Although members of the Court gave a good deal of grief to Arizona and United States, a number of Justices were also openly troubled by the suggestion from Gant’s attorney, Thomas F. Jacobs, that the Court should depart from the bright-line rule established in Belton

Jacobs’ first question came from Justice Scalia – a traditional proponent of clear rules over flexible standards – noting that the Court had a bright-line rule permitting the search of the person of an arrestee regardless of whether or not the person posed any realistic threat to officers.  “I mean, if the police arrest Mother Teresa, they are still entitled to frisk her, right, even though there’s little likelihood that she has a Gatt?”

Other Justices were concerned about how the Court could draw an administrable line if it backed away from Belton.  The Chief Justice, for example, expressed his view that the “The whole point of a bright-line rule is that you don’t look at the specific facts and it presents a problem here you say the guy is handcuffed and in the back of the car?
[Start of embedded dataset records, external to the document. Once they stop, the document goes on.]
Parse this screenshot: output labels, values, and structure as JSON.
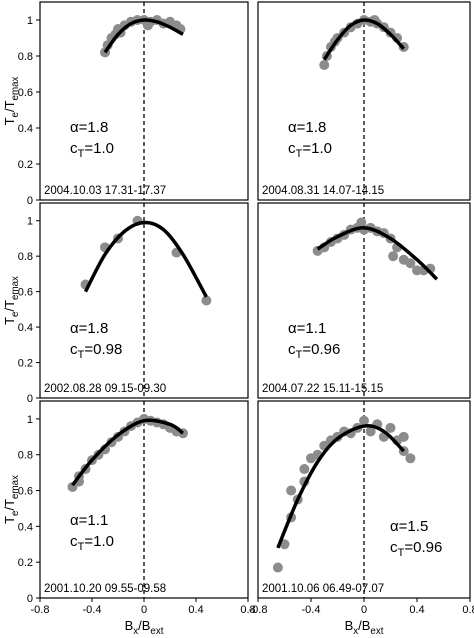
{
  "chart_data": [
    {
      "type": "scatter",
      "alpha_label": "α=1.8",
      "ct_label": [
        "c",
        "T",
        "=1.0"
      ],
      "date_label": "2004.10.03 17.31-17.37",
      "ylabel": [
        "T",
        "e",
        "/T",
        "emax"
      ],
      "xlim": [
        -0.8,
        0.8
      ],
      "ylim": [
        0,
        1.1
      ],
      "yticks": [
        0,
        0.2,
        0.4,
        0.6,
        0.8,
        1
      ],
      "points": {
        "color": "#8c8c8c",
        "x": [
          -0.3,
          -0.28,
          -0.25,
          -0.22,
          -0.2,
          -0.18,
          -0.15,
          -0.1,
          -0.05,
          0,
          0.03,
          0.05,
          0.1,
          0.15,
          0.2,
          0.25,
          0.28
        ],
        "y": [
          0.82,
          0.86,
          0.9,
          0.92,
          0.95,
          0.93,
          0.97,
          0.99,
          1.0,
          1.0,
          0.97,
          0.99,
          1.0,
          0.98,
          0.99,
          0.97,
          0.95
        ]
      },
      "fit": {
        "color": "#000000",
        "x": [
          -0.3,
          -0.2,
          -0.1,
          0,
          0.1,
          0.2,
          0.3
        ],
        "y": [
          0.82,
          0.92,
          0.98,
          1.0,
          0.99,
          0.96,
          0.92
        ]
      }
    },
    {
      "type": "scatter",
      "alpha_label": "α=1.8",
      "ct_label": [
        "c",
        "T",
        "=1.0"
      ],
      "date_label": "2004.08.31 14.07-14.15",
      "xlim": [
        -0.8,
        0.8
      ],
      "ylim": [
        0,
        1.1
      ],
      "points": {
        "color": "#8c8c8c",
        "x": [
          -0.3,
          -0.28,
          -0.25,
          -0.22,
          -0.2,
          -0.15,
          -0.1,
          -0.05,
          0,
          0.05,
          0.08,
          0.1,
          0.15,
          0.2,
          0.25,
          0.3
        ],
        "y": [
          0.75,
          0.8,
          0.85,
          0.88,
          0.9,
          0.93,
          0.96,
          0.98,
          1.0,
          0.99,
          1.0,
          0.98,
          0.96,
          0.93,
          0.9,
          0.85
        ]
      },
      "fit": {
        "color": "#000000",
        "x": [
          -0.3,
          -0.2,
          -0.1,
          0,
          0.1,
          0.2,
          0.3
        ],
        "y": [
          0.78,
          0.89,
          0.97,
          1.0,
          0.98,
          0.92,
          0.84
        ]
      }
    },
    {
      "type": "scatter",
      "alpha_label": "α=1.8",
      "ct_label": [
        "c",
        "T",
        "=0.98"
      ],
      "date_label": "2002.08.28 09.15-09.30",
      "ylabel": [
        "T",
        "e",
        "/T",
        "emax"
      ],
      "xlim": [
        -0.8,
        0.8
      ],
      "ylim": [
        0,
        1.1
      ],
      "yticks": [
        0,
        0.2,
        0.4,
        0.6,
        0.8,
        1
      ],
      "points": {
        "color": "#8c8c8c",
        "x": [
          -0.45,
          -0.3,
          -0.2,
          -0.05,
          0.25,
          0.48
        ],
        "y": [
          0.64,
          0.85,
          0.9,
          1.0,
          0.82,
          0.55
        ]
      },
      "fit": {
        "color": "#000000",
        "x": [
          -0.45,
          -0.3,
          -0.15,
          0,
          0.15,
          0.3,
          0.48
        ],
        "y": [
          0.6,
          0.81,
          0.94,
          0.99,
          0.95,
          0.81,
          0.57
        ]
      }
    },
    {
      "type": "scatter",
      "alpha_label": "α=1.1",
      "ct_label": [
        "c",
        "T",
        "=0.96"
      ],
      "date_label": "2004.07.22 15.11-15.15",
      "xlim": [
        -0.8,
        0.8
      ],
      "ylim": [
        0,
        1.1
      ],
      "points": {
        "color": "#8c8c8c",
        "x": [
          -0.35,
          -0.3,
          -0.25,
          -0.2,
          -0.15,
          -0.1,
          -0.05,
          -0.02,
          0,
          0.05,
          0.1,
          0.15,
          0.2,
          0.22,
          0.25,
          0.3,
          0.35,
          0.4,
          0.45,
          0.5
        ],
        "y": [
          0.83,
          0.85,
          0.88,
          0.9,
          0.92,
          0.95,
          0.96,
          0.99,
          0.95,
          0.96,
          0.94,
          0.93,
          0.9,
          0.8,
          0.85,
          0.78,
          0.76,
          0.72,
          0.72,
          0.73
        ]
      },
      "fit": {
        "color": "#000000",
        "x": [
          -0.35,
          -0.2,
          0,
          0.2,
          0.4,
          0.55
        ],
        "y": [
          0.84,
          0.91,
          0.96,
          0.9,
          0.78,
          0.67
        ]
      }
    },
    {
      "type": "scatter",
      "alpha_label": "α=1.1",
      "ct_label": [
        "c",
        "T",
        "=1.0"
      ],
      "date_label": "2001.10.20 09.55-09.58",
      "ylabel": [
        "T",
        "e",
        "/T",
        "emax"
      ],
      "xlabel": [
        "B",
        "x",
        "/B",
        "ext"
      ],
      "xlim": [
        -0.8,
        0.8
      ],
      "ylim": [
        0,
        1.1
      ],
      "yticks": [
        0,
        0.2,
        0.4,
        0.6,
        0.8,
        1
      ],
      "xticks": [
        -0.8,
        -0.4,
        0,
        0.4,
        0.8
      ],
      "points": {
        "color": "#8c8c8c",
        "x": [
          -0.55,
          -0.5,
          -0.5,
          -0.45,
          -0.4,
          -0.35,
          -0.3,
          -0.25,
          -0.2,
          -0.15,
          -0.1,
          -0.05,
          0,
          0.05,
          0.1,
          0.15,
          0.2,
          0.25,
          0.3
        ],
        "y": [
          0.62,
          0.68,
          0.65,
          0.72,
          0.77,
          0.8,
          0.83,
          0.87,
          0.9,
          0.93,
          0.96,
          0.98,
          1.0,
          0.99,
          0.98,
          0.97,
          0.95,
          0.93,
          0.92
        ]
      },
      "fit": {
        "color": "#000000",
        "x": [
          -0.55,
          -0.4,
          -0.2,
          0,
          0.2,
          0.3
        ],
        "y": [
          0.63,
          0.77,
          0.91,
          0.99,
          0.97,
          0.92
        ]
      }
    },
    {
      "type": "scatter",
      "alpha_label": "α=1.5",
      "ct_label": [
        "c",
        "T",
        "=0.96"
      ],
      "date_label": "2001.10.06 06.49-07.07",
      "xlabel": [
        "B",
        "x",
        "/B",
        "ext"
      ],
      "xlim": [
        -0.8,
        0.8
      ],
      "ylim": [
        0,
        1.1
      ],
      "xticks": [
        -0.8,
        -0.4,
        0,
        0.4,
        0.8
      ],
      "points": {
        "color": "#8c8c8c",
        "x": [
          -0.65,
          -0.6,
          -0.55,
          -0.5,
          -0.55,
          -0.45,
          -0.45,
          -0.4,
          -0.35,
          -0.3,
          -0.25,
          -0.2,
          -0.15,
          -0.1,
          -0.05,
          0,
          0.05,
          0.1,
          0.15,
          0.2,
          0.25,
          0.3,
          0.35,
          0.3
        ],
        "y": [
          0.17,
          0.3,
          0.45,
          0.55,
          0.6,
          0.65,
          0.72,
          0.78,
          0.8,
          0.85,
          0.88,
          0.9,
          0.93,
          0.92,
          0.95,
          0.99,
          0.93,
          0.97,
          0.9,
          0.95,
          0.88,
          0.82,
          0.78,
          0.9
        ]
      },
      "fit": {
        "color": "#000000",
        "x": [
          -0.65,
          -0.5,
          -0.35,
          -0.2,
          0,
          0.15,
          0.3
        ],
        "y": [
          0.28,
          0.55,
          0.76,
          0.89,
          0.96,
          0.93,
          0.82
        ]
      }
    }
  ]
}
Well what if he is in the back of the car but not handcuffed? What if there are five people around who might break open the police car and free him? What if there are three people around? You have exactly the same case by case inquiry that Belton said we are not going to do.”  Justice Alito asked similar questions.

Interestingly, neither the Chief Justice nor Justice Alito seemed particularly concerned about adopting a more case-by-case approach to the exclusionary rule in Herring.  While it may simply be a case of inconsistency on their part, the Justices might also think that it is far more important to have a bright line rule governing police officers’ primary conduct than it is to have a simple rule for judges to apply after-the-fact in administering the exclusionary rule.
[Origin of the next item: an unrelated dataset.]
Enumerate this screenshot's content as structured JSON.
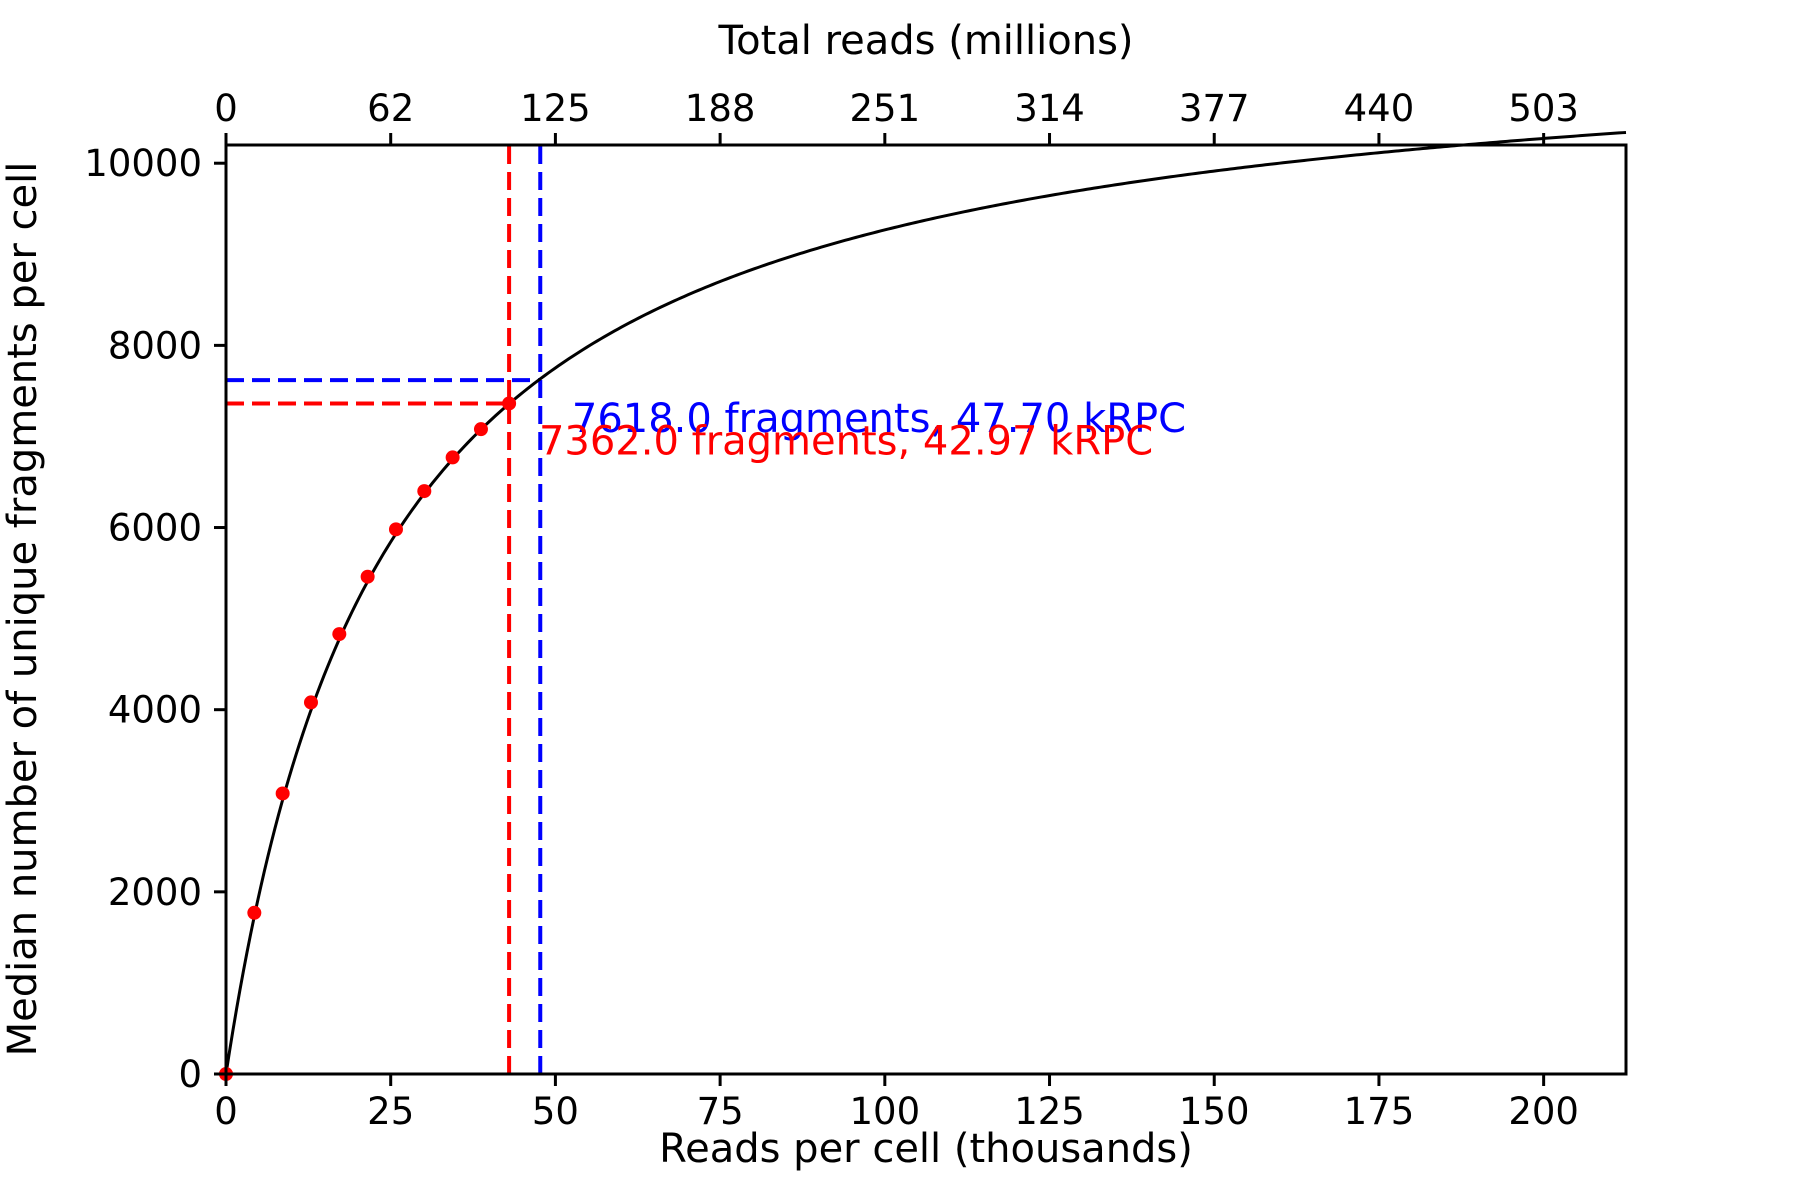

Justice Alito was also quite concerned that whether Belton made sense or not, it was established precedent.  He asked,”what’s the justification for overruling Belton? Is it, has there been no reliance on it, is the Belton rule less workable than the rule that, the case by case rule that you’re proposing, is it undermined by subsequent developments and precedent or does stare decisus simply not count in these cases?”  Getting himself in a bit of trouble, Jacobs seemed to answer that it was enough that Belton was wrong, provoking Justice Breyer to say that he would require more.  “Now, is there some indication that that’s turned out to be abusive? Is there indication that there are other problems with the rule as it turned out to be complicated? What kinds of things you could say that will overcome what I’m putting forth as a kind of reluctance.” Jacobs answered that modern police procedures – including the pervasive practice of handcuffing suspects and putting them in the back of a police car – have undermined the premise of Belton.

* * * *

The arguments in these cases illustrate the complexity of arguing Fourth Amendment cases before this Court.  It is not simply a question of appealing to Justices’ support for, or skepticism of, the exclusionary rule or broad discretion for law enforcement officers.  Many of the Justices are also concerned about need for clear, administrable rules, while others simultaneously resist the inflexibility and illogical results a bright-line rule inevitably gives rise to.  And while some Justices are more than ready to abandon old decisions and doctrines they believe were wrongly adopted or no longer make sense (be it the exclusionary rule or Belton) others feel strongly about the Court’s obligation to adhere to its prior precedent absent strong justification for departure.  And to make matters worse, these various considerations often point in different directions and cut across the traditional liberal-conservative lines on the Court: Justices Breyer and Alito worry about stare decisis, while Justice Thomas is much less concerned; Justice Kennedy wants a rule that makes pragmatic sense, while Justice Scalia doesn’t care if the rule is nonsensical if it has a historical pedigree; Scalia worries about a vague standard for applying the exclusionary rule, but the Chief Justice not so much.  In the end, the cross-currents can sometimes give advocates more to work with in crafting arguments that can attract five votes.  But at the same time, it sometimes makes the task of holding together a coalition quite complicated.